37. By contrast Mr Dunne observes that it is only upon receipt of the October letter that Dr Vlamaki knows what Sookias & Sookias’s total costs claim is. Mr Dunne stressed that he did not say that the October letter constituted a statute bill. It was, he submitted, a letter intending to crystallise the sums due, and thus was a date on which the charges previously made became final as to the period of the retainer. The previous bills thus became statute bills with a deemed date of delivery of 4 October 2013.
38. This was a valiant attempt by Mr Dunne to identify a construction of the October letter which would enable Dr Vlamaki to seek assessment immediately on receipt of that letter. I cannot, however, find in the letter any sound basis for such a construction. The letter must be construed in the context of the retainers. For the reasons given in section B, they provided in clause 6.1 for a final bill after the work had been completed, but they also provided for interim bills which were not statute bills.

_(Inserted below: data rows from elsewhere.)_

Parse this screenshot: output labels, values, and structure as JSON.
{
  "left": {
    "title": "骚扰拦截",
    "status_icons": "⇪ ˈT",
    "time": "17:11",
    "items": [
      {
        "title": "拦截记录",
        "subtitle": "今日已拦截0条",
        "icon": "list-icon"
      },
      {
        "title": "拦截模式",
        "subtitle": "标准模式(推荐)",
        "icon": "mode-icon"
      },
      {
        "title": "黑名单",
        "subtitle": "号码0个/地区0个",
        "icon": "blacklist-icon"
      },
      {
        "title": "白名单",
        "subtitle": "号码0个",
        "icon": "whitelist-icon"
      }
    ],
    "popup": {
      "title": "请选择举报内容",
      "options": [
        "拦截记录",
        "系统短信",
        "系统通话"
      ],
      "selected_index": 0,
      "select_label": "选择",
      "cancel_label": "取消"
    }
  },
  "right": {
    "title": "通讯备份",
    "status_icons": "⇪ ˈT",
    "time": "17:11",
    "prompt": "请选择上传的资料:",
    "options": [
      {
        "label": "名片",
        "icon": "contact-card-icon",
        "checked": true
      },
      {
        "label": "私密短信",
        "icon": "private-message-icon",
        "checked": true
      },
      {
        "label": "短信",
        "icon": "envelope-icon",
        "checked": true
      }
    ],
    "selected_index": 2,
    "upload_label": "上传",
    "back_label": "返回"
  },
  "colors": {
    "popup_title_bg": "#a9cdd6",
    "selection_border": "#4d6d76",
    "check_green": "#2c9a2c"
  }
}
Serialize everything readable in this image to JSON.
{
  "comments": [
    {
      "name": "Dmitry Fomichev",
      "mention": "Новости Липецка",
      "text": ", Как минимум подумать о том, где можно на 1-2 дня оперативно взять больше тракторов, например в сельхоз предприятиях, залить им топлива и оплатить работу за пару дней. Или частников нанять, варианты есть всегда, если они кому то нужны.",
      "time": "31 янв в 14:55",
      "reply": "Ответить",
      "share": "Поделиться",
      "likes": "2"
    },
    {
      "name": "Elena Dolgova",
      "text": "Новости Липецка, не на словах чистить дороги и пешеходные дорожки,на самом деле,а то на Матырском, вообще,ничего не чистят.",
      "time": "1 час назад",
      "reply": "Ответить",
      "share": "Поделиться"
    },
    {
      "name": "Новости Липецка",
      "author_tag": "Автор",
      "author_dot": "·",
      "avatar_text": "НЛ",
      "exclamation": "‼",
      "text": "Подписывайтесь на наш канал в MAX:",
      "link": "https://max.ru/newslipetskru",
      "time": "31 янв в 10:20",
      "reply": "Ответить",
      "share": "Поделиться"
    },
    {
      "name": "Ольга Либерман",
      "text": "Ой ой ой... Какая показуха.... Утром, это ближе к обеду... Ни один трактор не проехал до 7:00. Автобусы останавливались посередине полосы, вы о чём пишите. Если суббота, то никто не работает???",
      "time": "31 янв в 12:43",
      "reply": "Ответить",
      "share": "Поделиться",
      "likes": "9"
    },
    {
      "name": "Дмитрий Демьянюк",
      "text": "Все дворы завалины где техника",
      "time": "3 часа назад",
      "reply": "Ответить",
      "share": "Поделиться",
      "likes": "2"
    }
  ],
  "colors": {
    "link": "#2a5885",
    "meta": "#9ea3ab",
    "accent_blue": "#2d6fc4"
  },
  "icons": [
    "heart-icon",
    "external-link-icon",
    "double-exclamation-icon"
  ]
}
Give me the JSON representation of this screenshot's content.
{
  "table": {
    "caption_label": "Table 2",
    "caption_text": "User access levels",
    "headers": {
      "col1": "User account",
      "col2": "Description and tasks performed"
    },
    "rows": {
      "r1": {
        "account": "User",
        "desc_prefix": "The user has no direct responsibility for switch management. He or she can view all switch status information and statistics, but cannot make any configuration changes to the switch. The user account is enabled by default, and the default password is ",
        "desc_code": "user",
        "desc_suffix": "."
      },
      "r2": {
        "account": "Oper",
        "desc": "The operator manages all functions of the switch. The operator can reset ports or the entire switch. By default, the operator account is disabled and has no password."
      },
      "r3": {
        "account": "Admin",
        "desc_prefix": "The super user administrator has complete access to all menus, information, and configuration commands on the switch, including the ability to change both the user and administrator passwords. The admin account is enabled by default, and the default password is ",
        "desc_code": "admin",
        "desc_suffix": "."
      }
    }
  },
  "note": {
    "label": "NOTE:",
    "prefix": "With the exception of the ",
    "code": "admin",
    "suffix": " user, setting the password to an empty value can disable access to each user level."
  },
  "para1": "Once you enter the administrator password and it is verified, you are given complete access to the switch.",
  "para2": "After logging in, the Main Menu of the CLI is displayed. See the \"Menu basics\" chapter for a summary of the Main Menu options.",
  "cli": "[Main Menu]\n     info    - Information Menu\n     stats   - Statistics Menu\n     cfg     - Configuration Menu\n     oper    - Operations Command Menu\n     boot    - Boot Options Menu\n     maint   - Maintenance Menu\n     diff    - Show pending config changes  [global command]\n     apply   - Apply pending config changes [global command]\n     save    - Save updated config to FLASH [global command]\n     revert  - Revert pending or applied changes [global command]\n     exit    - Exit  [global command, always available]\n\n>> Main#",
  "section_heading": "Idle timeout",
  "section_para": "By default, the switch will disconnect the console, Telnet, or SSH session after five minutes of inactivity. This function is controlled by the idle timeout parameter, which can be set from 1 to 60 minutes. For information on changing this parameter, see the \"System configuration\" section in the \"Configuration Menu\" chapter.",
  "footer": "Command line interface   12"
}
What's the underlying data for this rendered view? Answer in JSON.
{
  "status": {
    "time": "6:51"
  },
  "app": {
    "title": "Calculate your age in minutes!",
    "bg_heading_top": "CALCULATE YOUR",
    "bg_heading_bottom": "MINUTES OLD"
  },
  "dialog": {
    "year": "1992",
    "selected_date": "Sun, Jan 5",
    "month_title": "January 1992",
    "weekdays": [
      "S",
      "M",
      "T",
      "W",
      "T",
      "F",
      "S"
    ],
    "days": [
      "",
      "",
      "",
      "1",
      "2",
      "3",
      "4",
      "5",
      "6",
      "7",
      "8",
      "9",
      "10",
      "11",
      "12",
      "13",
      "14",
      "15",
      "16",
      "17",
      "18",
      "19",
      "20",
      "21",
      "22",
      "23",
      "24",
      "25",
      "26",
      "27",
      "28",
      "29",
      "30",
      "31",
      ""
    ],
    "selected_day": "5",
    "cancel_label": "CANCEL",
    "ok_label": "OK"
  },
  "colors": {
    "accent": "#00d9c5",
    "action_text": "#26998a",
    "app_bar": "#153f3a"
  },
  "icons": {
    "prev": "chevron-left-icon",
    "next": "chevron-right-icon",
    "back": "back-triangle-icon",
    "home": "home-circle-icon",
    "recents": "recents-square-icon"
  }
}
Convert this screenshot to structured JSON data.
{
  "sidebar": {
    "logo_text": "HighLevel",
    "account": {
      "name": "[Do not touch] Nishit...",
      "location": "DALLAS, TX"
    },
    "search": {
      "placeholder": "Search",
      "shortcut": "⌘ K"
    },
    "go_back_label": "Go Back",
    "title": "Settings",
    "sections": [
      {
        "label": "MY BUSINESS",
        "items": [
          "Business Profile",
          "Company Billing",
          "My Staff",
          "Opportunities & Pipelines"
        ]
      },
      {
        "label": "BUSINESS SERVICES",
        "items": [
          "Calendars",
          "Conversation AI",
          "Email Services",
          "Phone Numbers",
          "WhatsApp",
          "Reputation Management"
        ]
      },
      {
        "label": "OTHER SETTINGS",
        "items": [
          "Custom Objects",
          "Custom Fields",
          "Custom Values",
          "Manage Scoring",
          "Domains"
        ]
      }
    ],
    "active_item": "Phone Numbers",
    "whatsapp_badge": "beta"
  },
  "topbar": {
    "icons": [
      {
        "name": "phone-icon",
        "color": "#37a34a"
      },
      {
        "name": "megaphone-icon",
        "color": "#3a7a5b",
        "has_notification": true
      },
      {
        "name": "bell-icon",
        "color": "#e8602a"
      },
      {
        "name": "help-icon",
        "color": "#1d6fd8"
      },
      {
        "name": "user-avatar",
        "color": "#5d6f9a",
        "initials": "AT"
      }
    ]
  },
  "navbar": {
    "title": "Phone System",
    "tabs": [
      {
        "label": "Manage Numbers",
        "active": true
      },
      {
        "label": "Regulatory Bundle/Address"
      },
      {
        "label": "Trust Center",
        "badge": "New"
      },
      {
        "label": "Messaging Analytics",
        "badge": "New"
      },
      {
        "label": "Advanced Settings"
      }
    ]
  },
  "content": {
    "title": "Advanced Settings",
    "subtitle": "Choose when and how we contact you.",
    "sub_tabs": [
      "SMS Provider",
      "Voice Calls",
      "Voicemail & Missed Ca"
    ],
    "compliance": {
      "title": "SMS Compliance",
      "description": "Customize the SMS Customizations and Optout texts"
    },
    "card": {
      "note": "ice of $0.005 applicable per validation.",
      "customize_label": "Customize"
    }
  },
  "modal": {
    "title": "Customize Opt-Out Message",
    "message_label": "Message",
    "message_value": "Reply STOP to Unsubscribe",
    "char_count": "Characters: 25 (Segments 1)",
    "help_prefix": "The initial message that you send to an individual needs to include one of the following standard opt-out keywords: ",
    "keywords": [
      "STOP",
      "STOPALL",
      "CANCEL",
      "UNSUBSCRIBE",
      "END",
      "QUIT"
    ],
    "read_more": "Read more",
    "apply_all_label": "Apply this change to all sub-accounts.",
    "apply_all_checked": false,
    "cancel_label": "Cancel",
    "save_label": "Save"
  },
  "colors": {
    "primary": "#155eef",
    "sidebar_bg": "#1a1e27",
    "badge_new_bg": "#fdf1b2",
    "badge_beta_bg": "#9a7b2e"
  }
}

Nothing in the October letter said that if the interim bills were not statute bills then the letter was intended to change their status. It said that there was no proposal to invoice further amounts. It added that, in the absence of an application for assessment, proceedings for the amounts already invoiced would be brought. In these circumstances the mere fact that the letter informed Dr Vlamaki of these matters does not change the nature of the earlier bills.
39. For this reason the appeal on this aspect succeeds. There have been no statute bills and thus the application for assessment was premature. If I had held that the October letter changed the nature of the earlier bills, further questions would have arisen on this aspect of the appeal. I consider it unnecessary and undesirable to seek to deal with them: their answers would, in my view, depend upon the reason why there had been a change, and the precise nature of that change, and on certain aspects would call for further submissions from the parties.
40. For these reasons given in sections B and C above the appeal on ground 1 fails while that on ground 2 succeeds. I will hear argument on appropriate consequential orders.